= C.M. Washington High School =

Segregated school in Louisiana, United States

Cordelia Matthews Washington High School (c. 1942 – 1968) was a primary and secondary school for black students in Thibodaux, Louisiana, United States. A part of Lafourche Parish Public Schools, it was the only K-12 school in Lafourche Parish for black people, and it had the first high school program for black people in Thibodaux.

==History==
Cordelia Matthews Washington established the Negro Corporation School in the early 1900s. She died in 1937, and Washington High School was renamed in her honor circa 1942. The final school building received its dedication on December 8, 1950. It served grades 1–12. Leola A. Washington was the initial principal of the school's elementary division and Professor Robert M. Harris was the initial principal of the high school division.

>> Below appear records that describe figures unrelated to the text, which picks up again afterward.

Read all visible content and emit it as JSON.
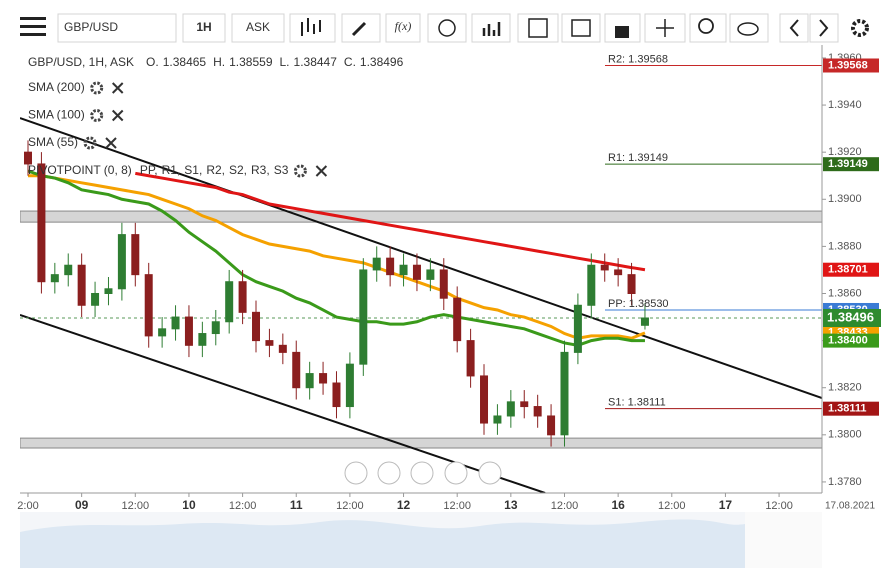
{
  "toolbar": {
    "symbol": "GBP/USD",
    "interval": "1H",
    "side": "ASK",
    "function": "f(x)"
  },
  "chart_data": {
    "type": "candlestick",
    "info": "GBP/USD, 1H, ASK",
    "ohlc_names": [
      "O.",
      "H.",
      "L.",
      "C."
    ],
    "x": [
      0,
      3,
      6,
      9,
      12,
      15,
      18,
      21,
      24,
      27,
      30,
      33,
      36,
      39,
      42,
      45,
      48,
      51,
      54,
      57,
      60,
      63,
      66,
      69,
      72,
      75,
      78,
      81,
      84,
      87,
      90,
      93,
      96,
      99,
      102,
      105,
      108,
      111,
      114,
      117,
      120,
      123,
      126,
      129,
      132,
      135,
      138
    ],
    "open": [
      1.392,
      1.3915,
      1.3865,
      1.3868,
      1.3872,
      1.3855,
      1.386,
      1.3862,
      1.3885,
      1.3868,
      1.3842,
      1.3845,
      1.385,
      1.3838,
      1.3843,
      1.3848,
      1.3865,
      1.3852,
      1.384,
      1.3838,
      1.3835,
      1.382,
      1.3826,
      1.3822,
      1.3812,
      1.383,
      1.387,
      1.3875,
      1.3868,
      1.3872,
      1.3866,
      1.387,
      1.3858,
      1.384,
      1.3825,
      1.3805,
      1.3808,
      1.3814,
      1.3812,
      1.3808,
      1.38,
      1.3835,
      1.3855,
      1.3872,
      1.387,
      1.3868,
      1.38465
    ],
    "high": [
      1.3925,
      1.392,
      1.3873,
      1.3877,
      1.3877,
      1.3865,
      1.3867,
      1.389,
      1.389,
      1.3873,
      1.385,
      1.3855,
      1.3855,
      1.3848,
      1.3853,
      1.387,
      1.387,
      1.3857,
      1.3845,
      1.3843,
      1.384,
      1.3831,
      1.3831,
      1.3827,
      1.3835,
      1.3875,
      1.388,
      1.388,
      1.3877,
      1.3877,
      1.3875,
      1.3875,
      1.3863,
      1.3845,
      1.383,
      1.3813,
      1.3819,
      1.3819,
      1.3817,
      1.3813,
      1.384,
      1.386,
      1.3877,
      1.3877,
      1.3875,
      1.3873,
      1.38559
    ],
    "low": [
      1.391,
      1.386,
      1.386,
      1.3863,
      1.385,
      1.385,
      1.3855,
      1.3857,
      1.3863,
      1.3837,
      1.3837,
      1.384,
      1.3833,
      1.3833,
      1.3838,
      1.3843,
      1.3847,
      1.3835,
      1.3833,
      1.383,
      1.3815,
      1.3815,
      1.3817,
      1.3807,
      1.3807,
      1.3825,
      1.3865,
      1.3863,
      1.3863,
      1.3861,
      1.3861,
      1.3853,
      1.3835,
      1.382,
      1.38,
      1.38,
      1.3803,
      1.3807,
      1.3803,
      1.3795,
      1.3795,
      1.383,
      1.385,
      1.3865,
      1.3863,
      1.3855,
      1.38447
    ],
    "close": [
      1.3915,
      1.3865,
      1.3868,
      1.3872,
      1.3855,
      1.386,
      1.3862,
      1.3885,
      1.3868,
      1.3842,
      1.3845,
      1.385,
      1.3838,
      1.3843,
      1.3848,
      1.3865,
      1.3852,
      1.384,
      1.3838,
      1.3835,
      1.382,
      1.3826,
      1.3822,
      1.3812,
      1.383,
      1.387,
      1.3875,
      1.3868,
      1.3872,
      1.3866,
      1.387,
      1.3858,
      1.384,
      1.3825,
      1.3805,
      1.3808,
      1.3814,
      1.3812,
      1.3808,
      1.38,
      1.3835,
      1.3855,
      1.3872,
      1.387,
      1.3868,
      1.386,
      1.38496
    ],
    "up_color": "#2e7d32",
    "down_color": "#8b1f1f",
    "last_color": "#2e8b2e",
    "series": [
      {
        "name": "SMA (200)",
        "color": "#e01515",
        "last_label": "1.38701",
        "values": [
          null,
          null,
          null,
          null,
          null,
          null,
          null,
          null,
          1.3911,
          1.391,
          1.3909,
          1.3908,
          1.3907,
          1.3906,
          1.3905,
          1.3903,
          1.3902,
          1.39,
          1.3898,
          1.3897,
          1.3896,
          1.3895,
          1.3894,
          1.3893,
          1.3892,
          1.3891,
          1.389,
          1.3889,
          1.3888,
          1.3887,
          1.3886,
          1.3885,
          1.3884,
          1.3883,
          1.3882,
          1.3881,
          1.388,
          1.3879,
          1.3878,
          1.3877,
          1.3876,
          1.3875,
          1.3874,
          1.3873,
          1.3872,
          1.3871,
          1.38701
        ]
      },
      {
        "name": "SMA (100)",
        "color": "#f5a100",
        "last_label": "1.38433",
        "values": [
          1.391,
          1.391,
          1.3909,
          1.3908,
          1.3907,
          1.3906,
          1.3905,
          1.3904,
          1.3903,
          1.3902,
          1.39,
          1.3898,
          1.3896,
          1.3893,
          1.3891,
          1.3888,
          1.3885,
          1.3883,
          1.3881,
          1.388,
          1.3879,
          1.3878,
          1.3876,
          1.3875,
          1.3874,
          1.3873,
          1.3871,
          1.3869,
          1.3867,
          1.3865,
          1.3863,
          1.3861,
          1.3858,
          1.3856,
          1.3854,
          1.3853,
          1.3851,
          1.385,
          1.3848,
          1.3846,
          1.3843,
          1.3841,
          1.3842,
          1.3842,
          1.3842,
          1.3841,
          1.38433
        ]
      },
      {
        "name": "SMA (55)",
        "color": "#3a9a1a",
        "last_label": "1.38400",
        "values": [
          1.3912,
          1.391,
          1.3909,
          1.3907,
          1.3904,
          1.3903,
          1.3902,
          1.39,
          1.3899,
          1.3898,
          1.3895,
          1.3891,
          1.3886,
          1.3882,
          1.3878,
          1.3873,
          1.3868,
          1.3865,
          1.3863,
          1.3861,
          1.3858,
          1.3856,
          1.3853,
          1.385,
          1.3849,
          1.3848,
          1.3848,
          1.3847,
          1.3847,
          1.3848,
          1.385,
          1.3851,
          1.385,
          1.3849,
          1.3848,
          1.3847,
          1.3846,
          1.3845,
          1.3843,
          1.3841,
          1.3839,
          1.3838,
          1.384,
          1.3841,
          1.3841,
          1.384,
          1.384
        ]
      }
    ],
    "indicator": {
      "name": "PIVOTPOINT (0, 8)",
      "items": [
        {
          "name": "PP,",
          "color": "#3a7bd5"
        },
        {
          "name": "R1,",
          "color": "#2e7d32"
        },
        {
          "name": "S1,",
          "color": "#c62828"
        },
        {
          "name": "R2,",
          "color": "#c62828"
        },
        {
          "name": "S2,",
          "color": "#f5a100"
        },
        {
          "name": "R3,",
          "color": "#f5a100"
        },
        {
          "name": "S3",
          "color": "#f5a100"
        }
      ]
    },
    "pivots": [
      {
        "label": "R2: 1.39568",
        "value": 1.39568,
        "axis_label": "1.39568",
        "color": "#c62828"
      },
      {
        "label": "R1: 1.39149",
        "value": 1.39149,
        "axis_label": "1.39149",
        "color": "#2e6b1a"
      },
      {
        "label": "PP: 1.38530",
        "value": 1.3853,
        "axis_label": "1.38530",
        "color": "#3a7bd5"
      },
      {
        "label": "S1: 1.38111",
        "value": 1.38111,
        "axis_label": "1.38111",
        "color": "#a31515"
      }
    ],
    "trendlines": [
      {
        "x": [
          -1.79,
          177.6
        ],
        "y": [
          1.39345,
          1.38156
        ]
      },
      {
        "x": [
          -1.79,
          115.66
        ],
        "y": [
          1.38509,
          1.37753
        ]
      }
    ],
    "zones": [
      [
        1.3895,
        1.38903
      ],
      [
        1.37986,
        1.37944
      ]
    ],
    "xlim": [
      -1.79,
      177.6
    ],
    "ylim": [
      1.37753,
      1.39655
    ],
    "xticks": [
      {
        "value": 0,
        "label": "2:00"
      },
      {
        "value": 12,
        "label": "09"
      },
      {
        "value": 24,
        "label": "12:00"
      },
      {
        "value": 36,
        "label": "10"
      },
      {
        "value": 48,
        "label": "12:00"
      },
      {
        "value": 60,
        "label": "11"
      },
      {
        "value": 72,
        "label": "12:00"
      },
      {
        "value": 84,
        "label": "12"
      },
      {
        "value": 96,
        "label": "12:00"
      },
      {
        "value": 108,
        "label": "13"
      },
      {
        "value": 120,
        "label": "12:00"
      },
      {
        "value": 132,
        "label": "16"
      },
      {
        "value": 144,
        "label": "12:00"
      },
      {
        "value": 156,
        "label": "17"
      },
      {
        "value": 168,
        "label": "12:00"
      }
    ],
    "x_end_label": "17.08.2021",
    "yticks": [
      {
        "value": 1.396,
        "label": "1.3960"
      },
      {
        "value": 1.394,
        "label": "1.3940"
      },
      {
        "value": 1.392,
        "label": "1.3920"
      },
      {
        "value": 1.39,
        "label": "1.3900"
      },
      {
        "value": 1.388,
        "label": "1.3880"
      },
      {
        "value": 1.386,
        "label": "1.3860"
      },
      {
        "value": 1.384,
        "label": "1.3840"
      },
      {
        "value": 1.382,
        "label": "1.3820"
      },
      {
        "value": 1.38,
        "label": "1.3800"
      },
      {
        "value": 1.378,
        "label": "1.3780"
      }
    ]
  }
}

In 1968 the school building was re-purposed as South Thibodaux Elementary School due to racial integration. Black students moved to previously all-white high schools: Thibodaux High School, Central Lafourche High School, and South Lafourche High School.

In 2008 members of the C.M. Washington alumni association proposed renaming South Thibodaux Elementary after Cordelia Matthews Washington. Allen Chapel AME Church pastor Rev. Nelson Dan Taylor Sr., also proposed this renaming in 2013.